Back to List Archive

Re: Swish-E and HTML documents with frames

From: Chris Humphries <ChrisJMH(at)not-real.vermilion99.freeserve.co.uk>
Date: Sat Feb 26 2000 - 11:43:29 GMT
Dear Ron,

You wrote: "But if you find one of the pages that is indirectly referenced, 
you get the page only."

This is very true, and if one were spidering indiscriminately, it would be 
a problem because there is probably no way of knowing that the page you had 
found *was* indirectly referenced. However, most of my indexing so far has 
been just the first page of a Web site, which means that my approach to 
reading through the frames is probably safe. Each Web site will already 
have been looked at by a human being and its basic structure understood.

If you can think of a case you would like to see handled that isn't handled 
by the approach I am using, I would really appreciate it if you could 
supply a url for me to try out.

Many thanks,

Chris Humphries

-----Original Message-----
From:	Ron Samuel Klatchko [SMTP:rsk@brightmail.com]
Sent:	Saturday, February 26, 2000 1:29 AM
To:	ChrisJMH@vermilion99.freeserve.co.uk
Cc:	Multiple recipients of list
Subject:	Re: [SWISH-E] Re: Swish-E and HTML documents with frames

Chris Humphries wrote:
> The way my system works, all the "frame src" links are read to create one
> big file, and *any* "a href" links found in any of those files are 
returned
> as if they were from that one big file.

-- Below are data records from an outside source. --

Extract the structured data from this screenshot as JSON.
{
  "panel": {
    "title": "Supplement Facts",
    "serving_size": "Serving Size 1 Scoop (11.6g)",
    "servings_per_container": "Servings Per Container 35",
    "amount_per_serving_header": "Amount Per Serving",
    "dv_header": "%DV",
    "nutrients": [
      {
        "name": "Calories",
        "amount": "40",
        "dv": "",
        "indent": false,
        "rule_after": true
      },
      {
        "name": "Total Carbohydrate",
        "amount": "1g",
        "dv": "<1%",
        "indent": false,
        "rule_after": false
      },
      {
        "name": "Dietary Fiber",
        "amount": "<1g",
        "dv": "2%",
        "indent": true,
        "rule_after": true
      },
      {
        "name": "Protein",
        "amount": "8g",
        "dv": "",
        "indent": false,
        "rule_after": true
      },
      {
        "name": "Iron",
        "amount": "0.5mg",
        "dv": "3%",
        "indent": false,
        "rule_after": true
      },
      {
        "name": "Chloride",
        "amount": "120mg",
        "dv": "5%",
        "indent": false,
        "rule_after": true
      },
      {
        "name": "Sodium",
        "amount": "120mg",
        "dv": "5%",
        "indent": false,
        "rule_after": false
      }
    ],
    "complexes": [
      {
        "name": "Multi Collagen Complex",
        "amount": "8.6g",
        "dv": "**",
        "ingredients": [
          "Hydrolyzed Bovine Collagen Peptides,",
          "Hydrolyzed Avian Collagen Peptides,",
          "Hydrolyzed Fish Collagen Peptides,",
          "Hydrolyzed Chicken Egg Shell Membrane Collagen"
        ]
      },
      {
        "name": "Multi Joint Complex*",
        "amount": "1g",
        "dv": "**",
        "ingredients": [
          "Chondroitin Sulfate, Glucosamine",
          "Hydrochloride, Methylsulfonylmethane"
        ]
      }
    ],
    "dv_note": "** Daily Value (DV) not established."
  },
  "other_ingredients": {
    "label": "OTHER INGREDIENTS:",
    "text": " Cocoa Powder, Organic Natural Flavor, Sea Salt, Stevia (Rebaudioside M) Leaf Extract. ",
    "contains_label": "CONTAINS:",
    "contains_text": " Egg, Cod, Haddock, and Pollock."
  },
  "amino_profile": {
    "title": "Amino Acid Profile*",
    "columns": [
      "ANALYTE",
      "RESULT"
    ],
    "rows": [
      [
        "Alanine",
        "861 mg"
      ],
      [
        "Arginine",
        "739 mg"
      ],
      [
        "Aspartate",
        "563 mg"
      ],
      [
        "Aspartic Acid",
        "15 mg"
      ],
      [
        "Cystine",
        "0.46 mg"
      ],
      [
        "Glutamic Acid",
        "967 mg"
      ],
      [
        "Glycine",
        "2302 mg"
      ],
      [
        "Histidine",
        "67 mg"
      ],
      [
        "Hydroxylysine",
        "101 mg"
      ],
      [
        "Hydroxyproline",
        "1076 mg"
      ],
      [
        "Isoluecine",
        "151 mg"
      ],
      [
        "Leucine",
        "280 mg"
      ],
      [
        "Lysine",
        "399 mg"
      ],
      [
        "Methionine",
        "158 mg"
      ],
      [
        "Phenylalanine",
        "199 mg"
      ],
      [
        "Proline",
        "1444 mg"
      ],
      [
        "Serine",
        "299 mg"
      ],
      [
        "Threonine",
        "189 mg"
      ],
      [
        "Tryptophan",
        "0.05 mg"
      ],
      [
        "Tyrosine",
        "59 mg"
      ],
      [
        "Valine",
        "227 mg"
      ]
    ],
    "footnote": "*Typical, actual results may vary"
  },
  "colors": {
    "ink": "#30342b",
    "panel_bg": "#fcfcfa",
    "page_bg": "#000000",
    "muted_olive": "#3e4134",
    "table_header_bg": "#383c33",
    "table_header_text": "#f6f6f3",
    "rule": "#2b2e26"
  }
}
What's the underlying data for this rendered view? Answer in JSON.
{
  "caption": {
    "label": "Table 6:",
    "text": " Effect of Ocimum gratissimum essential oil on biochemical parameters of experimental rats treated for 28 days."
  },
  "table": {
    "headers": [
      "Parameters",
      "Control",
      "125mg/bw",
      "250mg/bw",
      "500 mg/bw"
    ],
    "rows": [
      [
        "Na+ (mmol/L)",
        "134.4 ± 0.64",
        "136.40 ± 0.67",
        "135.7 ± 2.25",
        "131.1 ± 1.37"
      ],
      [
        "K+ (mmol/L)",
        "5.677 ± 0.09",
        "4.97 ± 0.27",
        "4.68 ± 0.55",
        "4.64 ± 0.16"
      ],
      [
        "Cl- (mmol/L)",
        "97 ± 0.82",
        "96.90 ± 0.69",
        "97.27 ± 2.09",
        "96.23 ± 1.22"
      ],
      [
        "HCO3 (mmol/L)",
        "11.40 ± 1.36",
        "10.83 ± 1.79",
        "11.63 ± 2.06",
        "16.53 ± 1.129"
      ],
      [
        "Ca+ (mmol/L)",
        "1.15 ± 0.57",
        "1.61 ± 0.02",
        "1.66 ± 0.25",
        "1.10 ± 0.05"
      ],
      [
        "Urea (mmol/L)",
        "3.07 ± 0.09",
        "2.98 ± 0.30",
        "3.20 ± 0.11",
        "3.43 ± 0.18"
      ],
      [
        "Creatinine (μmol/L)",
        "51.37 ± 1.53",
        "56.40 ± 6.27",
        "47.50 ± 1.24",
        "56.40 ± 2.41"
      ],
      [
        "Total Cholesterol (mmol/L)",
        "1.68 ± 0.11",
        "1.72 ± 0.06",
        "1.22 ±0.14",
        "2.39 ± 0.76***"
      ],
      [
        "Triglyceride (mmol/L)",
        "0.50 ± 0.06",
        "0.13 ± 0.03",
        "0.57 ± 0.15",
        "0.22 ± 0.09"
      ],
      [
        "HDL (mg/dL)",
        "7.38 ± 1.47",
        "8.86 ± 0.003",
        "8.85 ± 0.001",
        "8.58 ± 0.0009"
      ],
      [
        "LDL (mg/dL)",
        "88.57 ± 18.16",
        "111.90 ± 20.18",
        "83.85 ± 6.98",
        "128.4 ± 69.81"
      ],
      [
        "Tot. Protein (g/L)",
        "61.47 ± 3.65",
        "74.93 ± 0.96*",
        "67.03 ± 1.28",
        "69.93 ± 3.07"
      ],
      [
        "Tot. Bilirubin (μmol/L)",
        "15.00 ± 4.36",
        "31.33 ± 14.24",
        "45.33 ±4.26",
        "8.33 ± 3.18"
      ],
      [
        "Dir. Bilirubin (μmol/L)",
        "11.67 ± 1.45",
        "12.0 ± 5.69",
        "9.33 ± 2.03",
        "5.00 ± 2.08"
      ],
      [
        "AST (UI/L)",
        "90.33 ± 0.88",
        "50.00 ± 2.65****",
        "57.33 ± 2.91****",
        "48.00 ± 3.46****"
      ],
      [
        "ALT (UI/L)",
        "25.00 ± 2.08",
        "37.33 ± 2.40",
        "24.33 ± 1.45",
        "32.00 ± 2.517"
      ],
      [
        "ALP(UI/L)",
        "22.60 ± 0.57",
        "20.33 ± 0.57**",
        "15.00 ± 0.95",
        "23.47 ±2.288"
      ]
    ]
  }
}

This means that to get at any <A>
> tags in the HTML pages you describe, one would need to set the spider to
> read to a depth of 2.

That's not what I'm worried about.  If you find one of the pages
directly referenced from the frameset, then you get the entire
frameset.  But if you find one of the pages that is indirectly
referenced, you get the page only.  Is that behavior acceptable?  The
first one is nicer but the second one will be more common.

moo
------------------------------------------------------------
           Ron Samuel Klatchko - Software Jester
            Brightmail Inc - rsk@brightmail.com
Received on Sat Feb 26 06:47:13 2000